When I first knew him May & May operated from their Putney home, shelving covering every wall. Later, seeking more space, they moved to Tisbury, and then Semley near Shaftesbury. Seeking a job which would also enable them to develop their music business, he took the part-time post of Secretary of the Orchestral Employers Association, which he developed from a narrow 1950s organisation for negotiating with the Musicians' Union into today's Association of British Orchestras. He put the ABO on a sound footing as an employer's trade association, and finally left in 1985.

May was widely known in the musical world, and influential in the formation of the National Centre for Orchestral Studies and the National Campaign for the Arts. He was a board member of the Western Orchestral Society (Bournemouth Symphony Orchestra), becoming Vice-Chairman. It was his personal vision that established the Ermuli Trust, now the Music Libraries Trust, in 1982, to fund impecunious music librarians and researchers to attend conferences and meetings and carry out research.

While working in Westminster he took an interest in the courts and was appointed to the magistracy in 1972, serving in the Inner London area on the South Westminster Bench until 1985. He was characteristically proud of this service, and his lifelong sympathy with the underdog meant that he was not always inclined to believe police statements if not adequately corroborated.

As May & May's catalogues developed, he took a growing interest in the work of music librarians. Becoming a member of the UK branch of the International Association of Music Libraries (IAML(UK)), he became a committee member, 1973-79, and President, 1980-82. Lacking academic qualifications, at first he felt himself insufficiently qualified to accept the presidency, but once persuaded, as in the ABO, he transformed the organisation, introducing a business-like committee structure, making it outward- rather than inward- looking, and tried to ensure that the most junior were given a voice. IAML(UK)'s organisation and activity today is in no small part a legacy of John May.

May & May had a particular role. Models of their kind, John May's catalogues had a consistent range, depth and frequency that was quite amazing. But it did not end there, for customers became friends and May increasingly found himself an irreplaceable institution in bringing together scholars working in many fields, and successfully searching for "wants" no matter how obscure. Notable collections dispersed through the catalogues included those of Anna Instone and Julian Herbage, Trevor Harvey and Christopher Palmer.

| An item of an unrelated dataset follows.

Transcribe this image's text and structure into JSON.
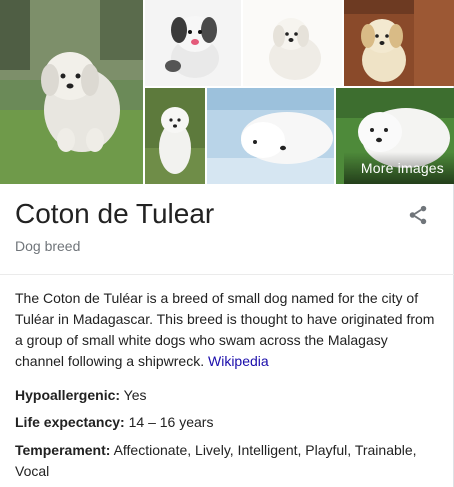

Fully referenced and extensively annotated, the catalogues provided something for every taste, and reading them was an education, as well as a pleasure. A set constitutes an enduring scholarly memorial.

John William May, bookseller and administrator: born Croydon, Surrey 8 July 1922; DFC 1945; married 1948 Doreen Hutchinson (two daughters; marriage dissolved), 1957 Laurie Lyons (one son); died Bristol 28 December 1998.